In the field of sports we do not have too much to shout about except the fact that we have Nicolette Fernandes who has broken into the world rankings in the field of squash, and those boxers who won world titles.

We have some people who are continuing to help those afflicted by HIV and AIDS. These are the people who set up non-governmental organisations, some of which set the stage for the others that emerged.

Some teachers, working with great odds, produced students that could hold their own in any part of the world. But then again, it has not been a culture to recognize the efforts of those teachers.

However, we have been quick to recognize politicians for whatever reason. Politicians are people who, for the greater part, spout rhetoric. Rarely do they do something spectacular unless they operate on the international stage.

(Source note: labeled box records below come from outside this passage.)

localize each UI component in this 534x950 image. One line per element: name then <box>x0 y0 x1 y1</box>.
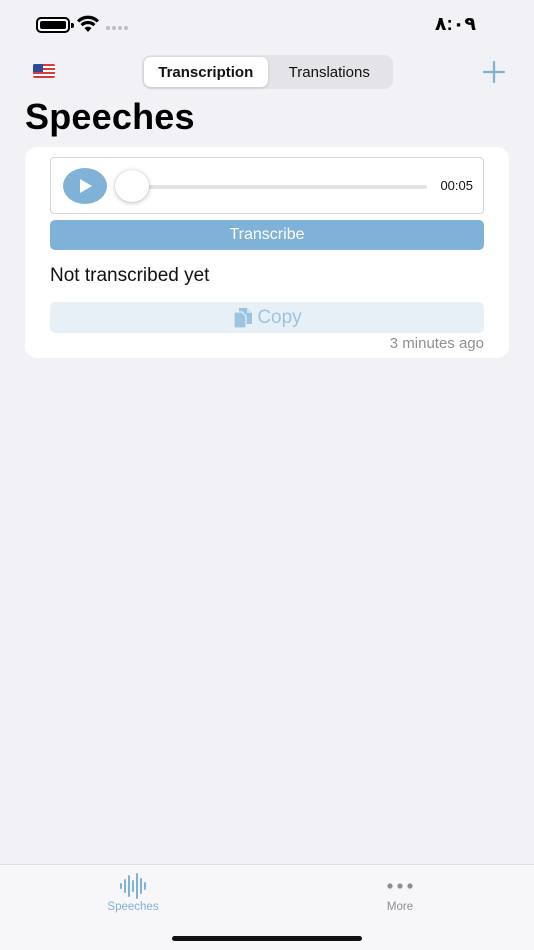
waveform-icon <box>120 873 146 899</box>
tab-more[interactable]: More <box>330 865 470 925</box>
battery-icon <box>36 17 74 33</box>
tab-speeches-label: Speeches <box>107 901 159 913</box>
tab-speeches[interactable]: Speeches <box>63 865 203 925</box>
tab-more-label: More <box>386 901 414 913</box>
audio-player: 00:05 <box>50 157 484 214</box>
timestamp: 3 minutes ago <box>389 335 484 352</box>
progress-track[interactable] <box>131 185 427 189</box>
progress-slider-thumb[interactable] <box>115 170 149 202</box>
transcribe-button[interactable]: Transcribe <box>50 220 484 250</box>
status-bar: ٨:٠٩ <box>0 0 534 48</box>
copy-button[interactable]: Copy <box>50 302 484 333</box>
speech-card: 00:05 Transcribe Not transcribed yet Cop… <box>25 147 509 358</box>
segment-transcription[interactable]: Transcription <box>144 57 268 87</box>
wifi-icon <box>77 15 99 32</box>
us-flag-icon[interactable] <box>33 64 55 78</box>
duration-label: 00:05 <box>440 178 473 193</box>
ellipsis-icon <box>387 883 413 889</box>
status-time: ٨:٠٩ <box>434 14 476 35</box>
navigation-bar: Transcription Translations <box>0 54 534 90</box>
home-indicator[interactable] <box>172 936 362 941</box>
cellular-signal-icon <box>106 26 128 30</box>
plus-icon[interactable] <box>482 60 506 84</box>
transcription-status: Not transcribed yet <box>50 265 210 286</box>
play-button[interactable] <box>63 168 107 204</box>
copy-label: Copy <box>257 306 302 328</box>
copy-icon <box>233 307 253 329</box>
mode-segmented-control: Transcription Translations <box>142 55 393 89</box>
page-title: Speeches <box>25 96 195 137</box>
play-icon <box>80 179 92 193</box>
segment-translations[interactable]: Translations <box>268 57 392 87</box>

I would expect the list to be relatively small if the awards are to be of any significance. We could trivialize the awards by handing them out to just about any Tom, Dick and Harry, but awards are not to be trivialized.

Over the past three or four years, too, there were some enterprising Guyanese who brought the music industry to Guyana . In the past, musicians had to travel to either Barbados or Jamaica . They could use the facilities at the radio station to record their voice then send it to be mixed with the music.

Today people invested, and there are at least two big recording studios that actually attract people from those countries to which we had to send our music at great cost. It might be well to recognize them.

I am looking forward to the announcements in May. I do not expect to be surprised especially since many people who were capable of doing great things for this country, opted to leave for greener pastures.

Yet, I am happy that the institution of national awards is returning. A nation needs to have something to say think you to those who remain to help and this poor country should be no exception.